How to make list comprehension faster?-CodePudding

How can I make my code faster? The code performs poorly for large input

Input: texts (list of lists)

texts = [['HAMLET', 'HAMLET', 'THE', 'THE', 'THE']]

Output: replace all strings in texts that appear less than 3 with R

modified_texts = ['R', 'R' ,'THE', 'THE', 'THE']

This is what I have so far:

flat_texts = [item for sublist in texts for item in sublist]
modified_texts = []
for x in set(flat_texts):
 if flat_texts.count(x) < 3:
   while x in flat_texts:
     modified_texts = [item.replace(x,"R") for item in flat_texts]
return modified_texts

CodePudding user response：

You can use collections.Counter, and ... if ... else ... clause:

from collections import Counter

texts = [['HAMLET', 'HAMLET', 'THE', 'THE', 'THE']]
texts_flat = [x for sublist in texts for x in sublist]

counter = Counter(texts_flat)
output = [x if counter[x] >= 3 else 'R' for x in texts_flat]
print(output) # ['R', 'R', 'THE', 'THE', 'THE']

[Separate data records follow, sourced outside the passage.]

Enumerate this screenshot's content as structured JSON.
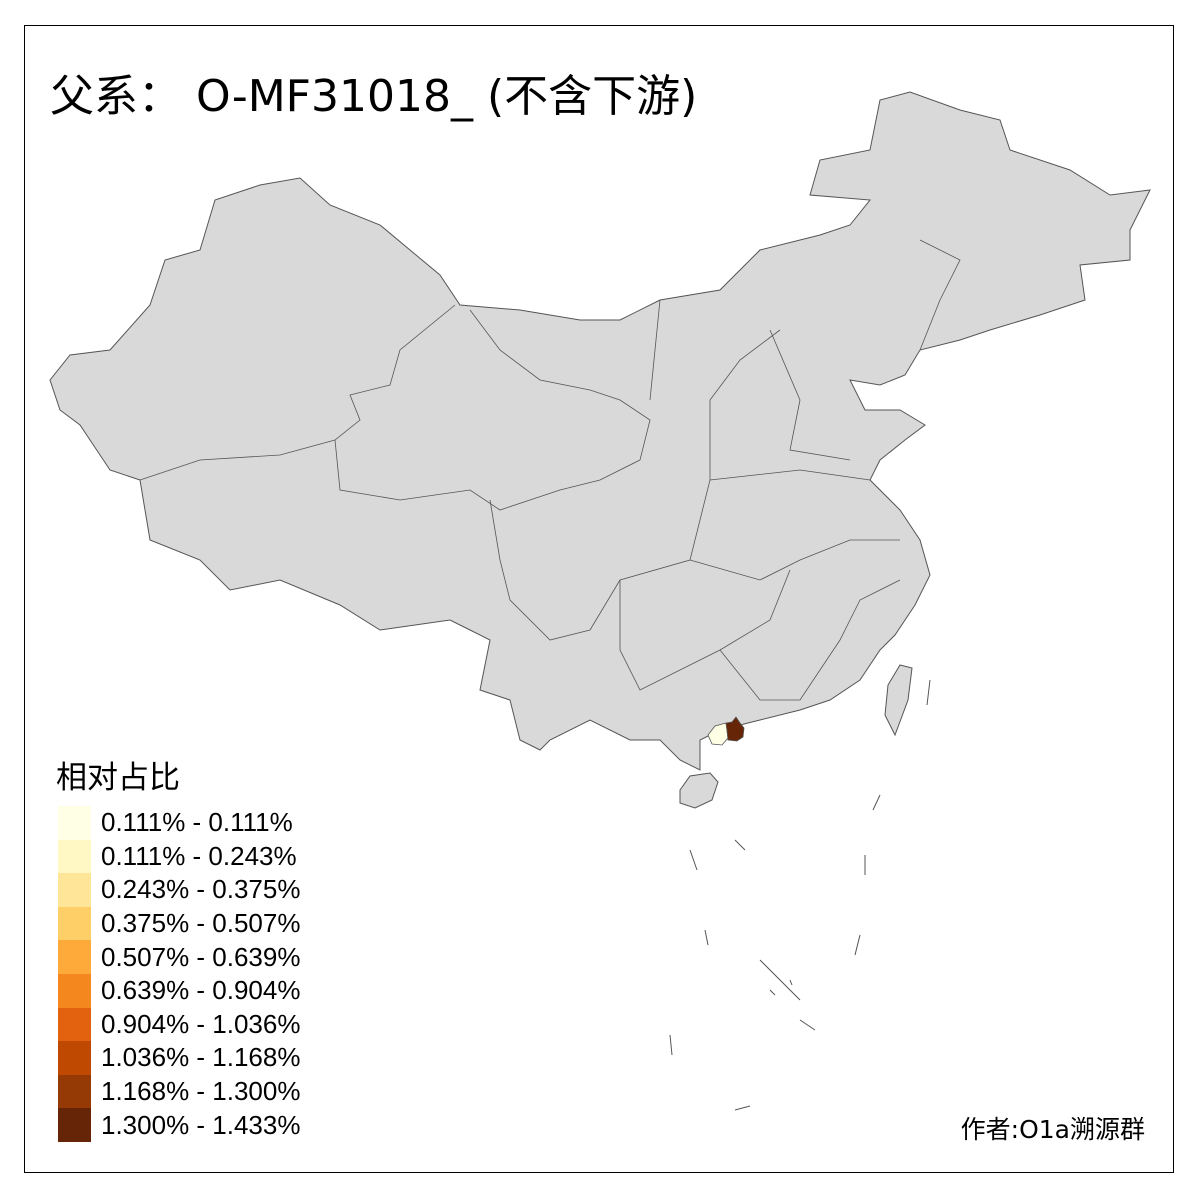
{
  "title": "父系： O-MF31018_ (不含下游)",
  "map": {
    "base_fill": "#D9D9D9",
    "border_color": "#555555",
    "highlighted_regions": [
      {
        "bin_index": 0,
        "color": "#FFFFE5"
      },
      {
        "bin_index": 9,
        "color": "#662506"
      }
    ]
  },
  "legend": {
    "title": "相对占比",
    "items": [
      {
        "label": "0.111% - 0.111%",
        "color": "#FFFFE5"
      },
      {
        "label": "0.111% - 0.243%",
        "color": "#FFF7C4"
      },
      {
        "label": "0.243% - 0.375%",
        "color": "#FEE597"
      },
      {
        "label": "0.375% - 0.507%",
        "color": "#FECF66"
      },
      {
        "label": "0.507% - 0.639%",
        "color": "#FEAA3A"
      },
      {
        "label": "0.639% - 0.904%",
        "color": "#F5871F"
      },
      {
        "label": "0.904% - 1.036%",
        "color": "#E2620F"
      },
      {
        "label": "1.036% - 1.168%",
        "color": "#C04902"
      },
      {
        "label": "1.168% - 1.300%",
        "color": "#963A05"
      },
      {
        "label": "1.300% - 1.433%",
        "color": "#662506"
      }
    ]
  },
  "credit": "作者:O1a溯源群"
}
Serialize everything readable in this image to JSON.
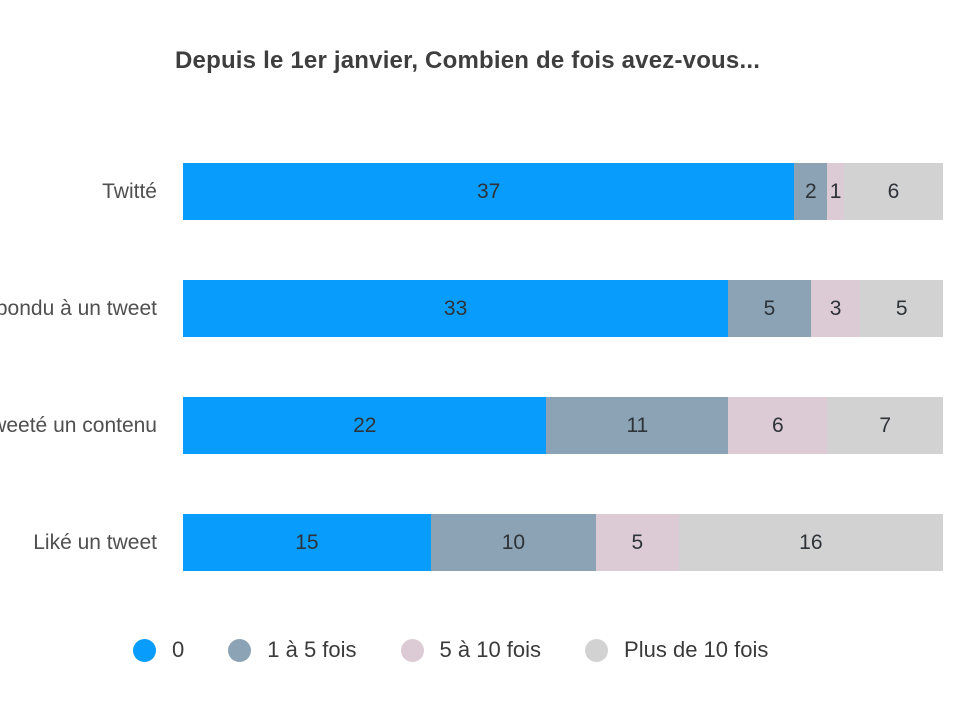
{
  "title": "Depuis le 1er janvier, Combien de fois avez-vous...",
  "chart_data": {
    "type": "bar",
    "orientation": "horizontal",
    "stacked": true,
    "title": "Depuis le 1er janvier, Combien de fois avez-vous...",
    "categories": [
      "Twitté",
      "Répondu à un tweet",
      "Retweeté un contenu",
      "Liké un tweet"
    ],
    "series": [
      {
        "name": "0",
        "color": "#089dfc",
        "values": [
          37,
          33,
          22,
          15
        ]
      },
      {
        "name": "1 à 5 fois",
        "color": "#8ba3b4",
        "values": [
          2,
          5,
          11,
          10
        ]
      },
      {
        "name": "5 à 10 fois",
        "color": "#dccad4",
        "values": [
          1,
          3,
          6,
          5
        ]
      },
      {
        "name": "Plus de 10 fois",
        "color": "#d2d2d2",
        "values": [
          6,
          5,
          7,
          16
        ]
      }
    ],
    "row_total": 46,
    "value_labels": "inside-center",
    "legend_position": "bottom",
    "grid": false,
    "axes_visible": false
  }
}
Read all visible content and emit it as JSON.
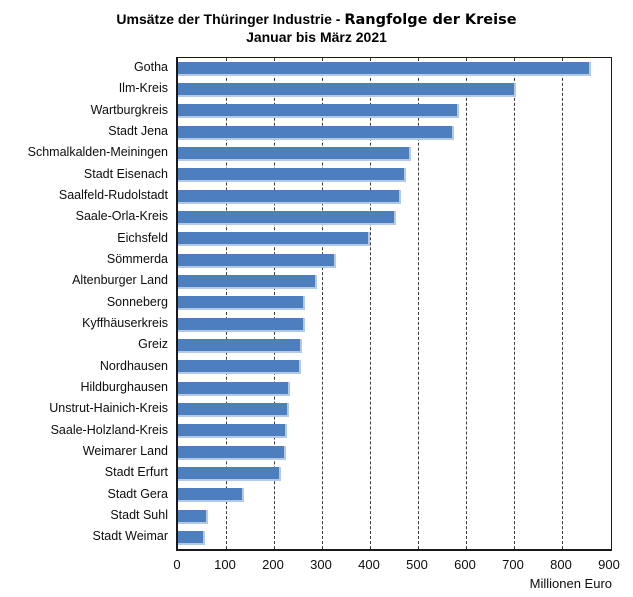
{
  "title": {
    "part1": "Umsätze der Thüringer Industrie - ",
    "part2": "Rangfolge der Kreise",
    "subtitle": "Januar bis März 2021"
  },
  "chart_data": {
    "type": "bar",
    "orientation": "horizontal",
    "title": "Umsätze der Thüringer Industrie - Rangfolge der Kreise",
    "subtitle": "Januar bis März 2021",
    "xlabel": "Millionen Euro",
    "xlim": [
      0,
      900
    ],
    "xticks": [
      0,
      100,
      200,
      300,
      400,
      500,
      600,
      700,
      800,
      900
    ],
    "grid": "vertical-dashed",
    "legend_position": "none",
    "bar_color": "#4d7ebe",
    "bar_highlight_color": "#b3c9e5",
    "categories": [
      "Gotha",
      "Ilm-Kreis",
      "Wartburgkreis",
      "Stadt Jena",
      "Schmalkalden-Meiningen",
      "Stadt Eisenach",
      "Saalfeld-Rudolstadt",
      "Saale-Orla-Kreis",
      "Eichsfeld",
      "Sömmerda",
      "Altenburger Land",
      "Sonneberg",
      "Kyffhäuserkreis",
      "Greiz",
      "Nordhausen",
      "Hildburghausen",
      "Unstrut-Hainich-Kreis",
      "Saale-Holzland-Kreis",
      "Weimarer Land",
      "Stadt Erfurt",
      "Stadt Gera",
      "Stadt Suhl",
      "Stadt Weimar"
    ],
    "values": [
      860,
      705,
      585,
      575,
      485,
      475,
      465,
      455,
      400,
      330,
      290,
      265,
      265,
      258,
      257,
      233,
      232,
      228,
      226,
      215,
      137,
      62,
      56
    ]
  }
}
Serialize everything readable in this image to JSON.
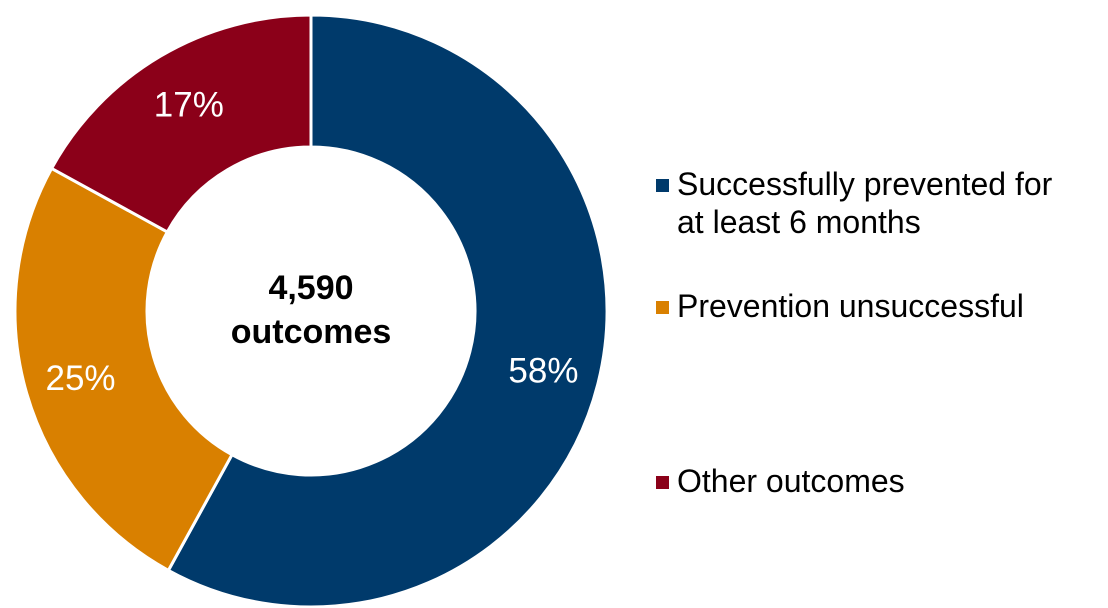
{
  "chart_data": {
    "type": "donut",
    "center_label": [
      "4,590",
      "outcomes"
    ],
    "slices": [
      {
        "name": [
          "Successfully prevented for",
          "at least 6 months"
        ],
        "value": 58,
        "label": "58%",
        "color": "#003A6B"
      },
      {
        "name": [
          "Prevention unsuccessful"
        ],
        "value": 25,
        "label": "25%",
        "color": "#D98000"
      },
      {
        "name": [
          "Other outcomes"
        ],
        "value": 17,
        "label": "17%",
        "color": "#8B0019"
      }
    ],
    "legend": {
      "position": "right"
    }
  }
}
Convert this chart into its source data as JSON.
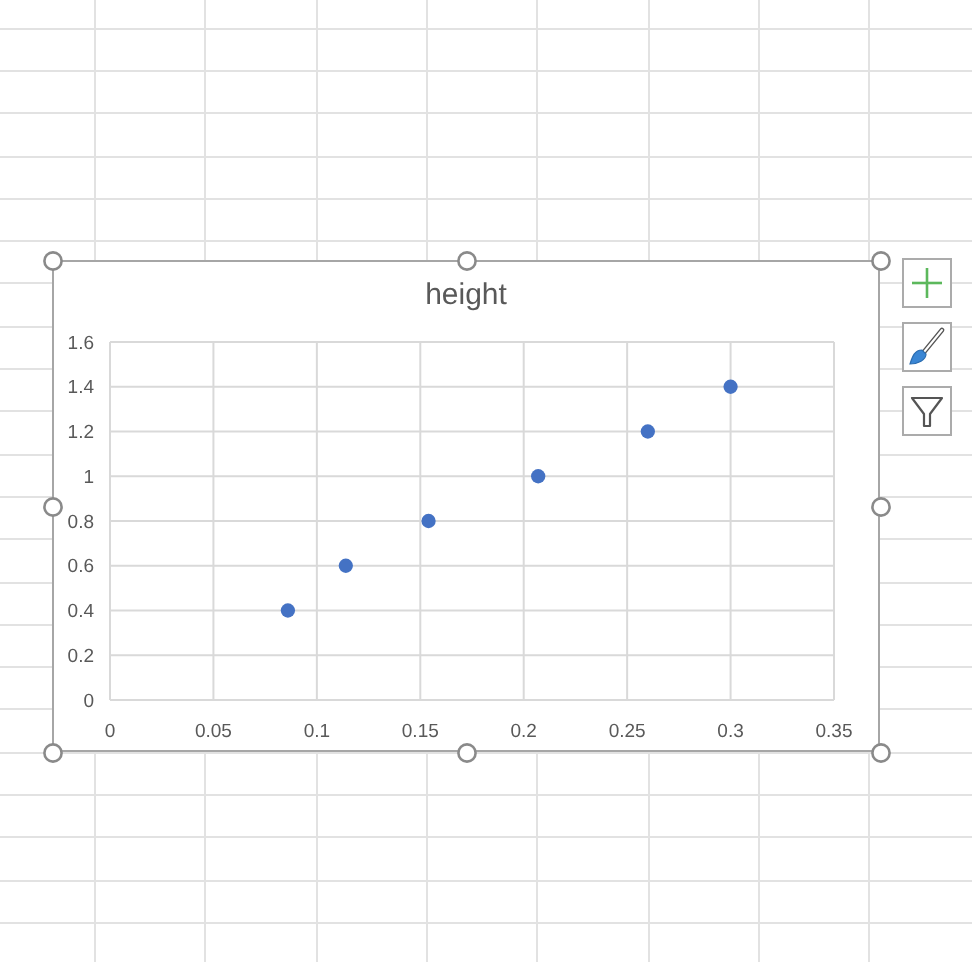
{
  "chart_data": {
    "type": "scatter",
    "title": "height",
    "x": [
      0.086,
      0.114,
      0.154,
      0.207,
      0.26,
      0.3
    ],
    "values": [
      0.4,
      0.6,
      0.8,
      1,
      1.2,
      1.4
    ],
    "color": "#4472c4",
    "xlim": [
      0,
      0.35
    ],
    "xticks": [
      0,
      0.05,
      0.1,
      0.15,
      0.2,
      0.25,
      0.3,
      0.35
    ],
    "ylim": [
      0,
      1.6
    ],
    "yticks": [
      0,
      0.2,
      0.4,
      0.6,
      0.8,
      1,
      1.2,
      1.4,
      1.6
    ],
    "grid": true,
    "marker": "circle"
  }
}
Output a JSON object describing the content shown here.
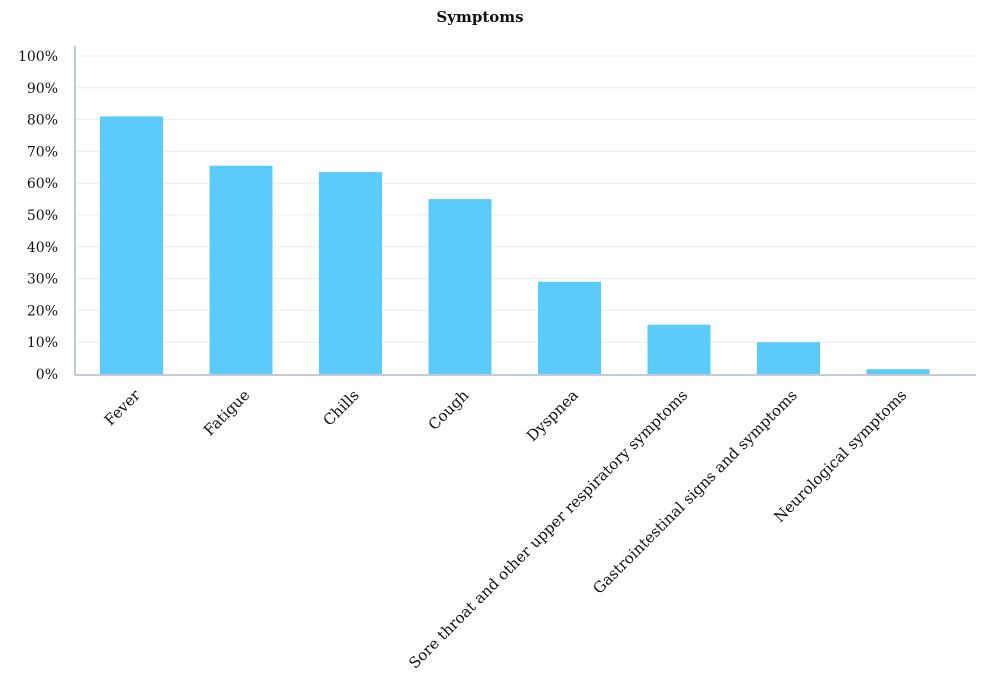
{
  "chart_data": {
    "type": "bar",
    "title": "Symptoms",
    "xlabel": "",
    "ylabel": "",
    "ylim": [
      0,
      100
    ],
    "yticks": [
      "0%",
      "10%",
      "20%",
      "30%",
      "40%",
      "50%",
      "60%",
      "70%",
      "80%",
      "90%",
      "100%"
    ],
    "categories": [
      "Fever",
      "Fatigue",
      "Chills",
      "Cough",
      "Dyspnea",
      "Sore throat and other upper respiratory symptoms",
      "Gastrointestinal signs and symptoms",
      "Neurological symptoms"
    ],
    "values": [
      81,
      65.5,
      63.5,
      55,
      29,
      15.5,
      10,
      1.5
    ],
    "unit": "%",
    "bar_color": "#5BCBFB",
    "grid": true,
    "legend": "none"
  }
}
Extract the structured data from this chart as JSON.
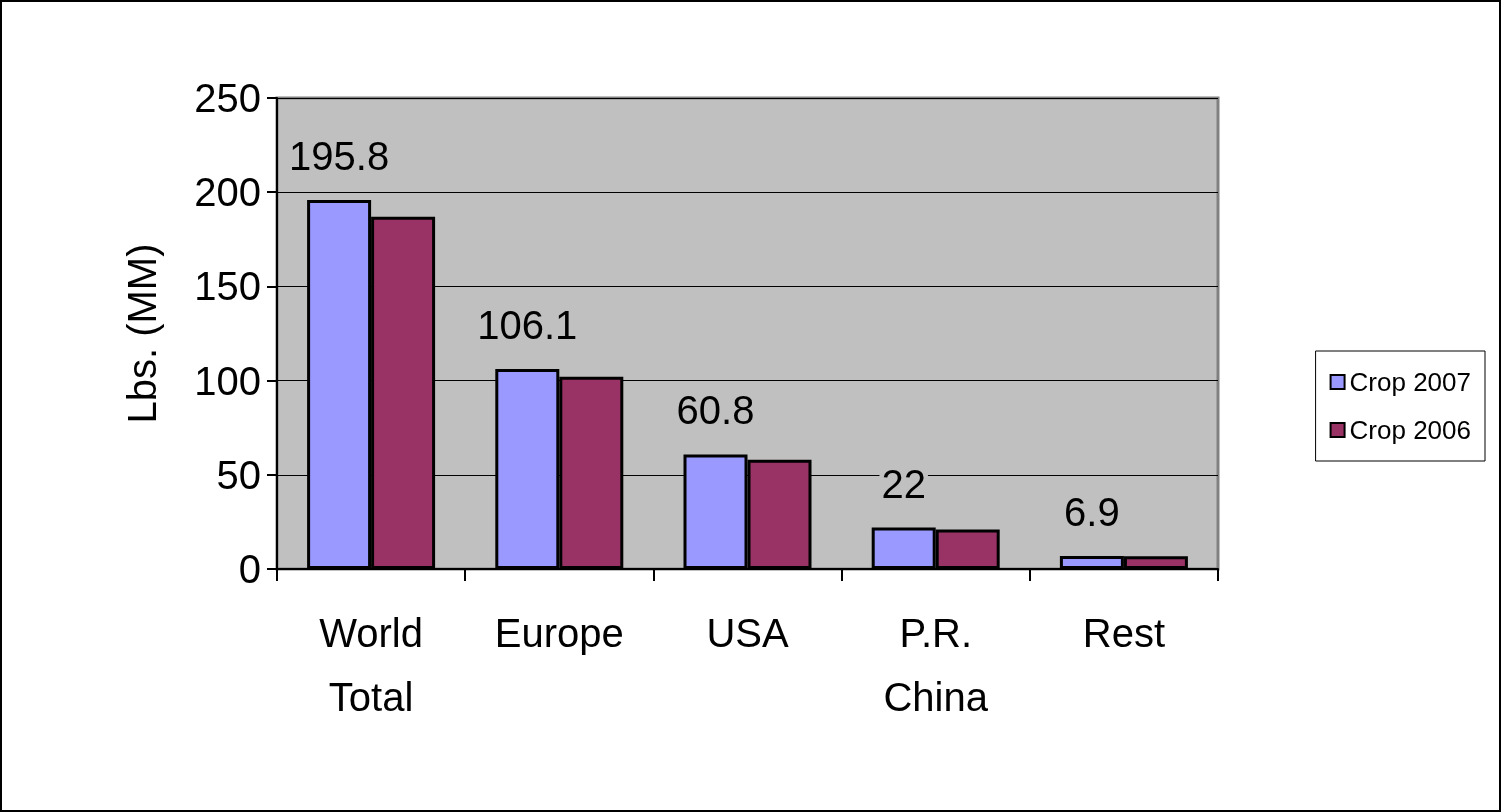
{
  "chart_data": {
    "type": "bar",
    "ylabel": "Lbs. (MM)",
    "categories": [
      "World\nTotal",
      "Europe",
      "USA",
      "P.R.\nChina",
      "Rest"
    ],
    "series": [
      {
        "name": "Crop 2007",
        "color": "#9999ff",
        "values": [
          195.8,
          106.1,
          60.8,
          22,
          6.9
        ],
        "value_labels": [
          "195.8",
          "106.1",
          "60.8",
          "22",
          "6.9"
        ]
      },
      {
        "name": "Crop 2006",
        "color": "#993366",
        "values": [
          187,
          102,
          58,
          21,
          6.8
        ]
      }
    ],
    "ylim": [
      0,
      250
    ],
    "yticks": [
      0,
      50,
      100,
      150,
      200,
      250
    ],
    "grid": "y",
    "legend": "right"
  }
}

CodePudding user response：

You could use itertools.chain to flatten the list and collections.Counter to count the occurrences. Then a list comprehension to change the elements:

from itertools import chain
from collections import Counter

c = Counter(chain.from_iterable(texts))
texts2 = [['R' if c[e]<3 else e for e in l]
          for l in texts]

Output: [['R', 'R', 'THE', 'THE', 'THE']]

flat output variant

from itertools import chain
from collections import Counter

c = Counter(chain.from_iterable(texts))
texts2 = ['R' if c[e]<3 else e for l in texts
          for e in l]

Output: ['R', 'R', 'THE', 'THE', 'THE']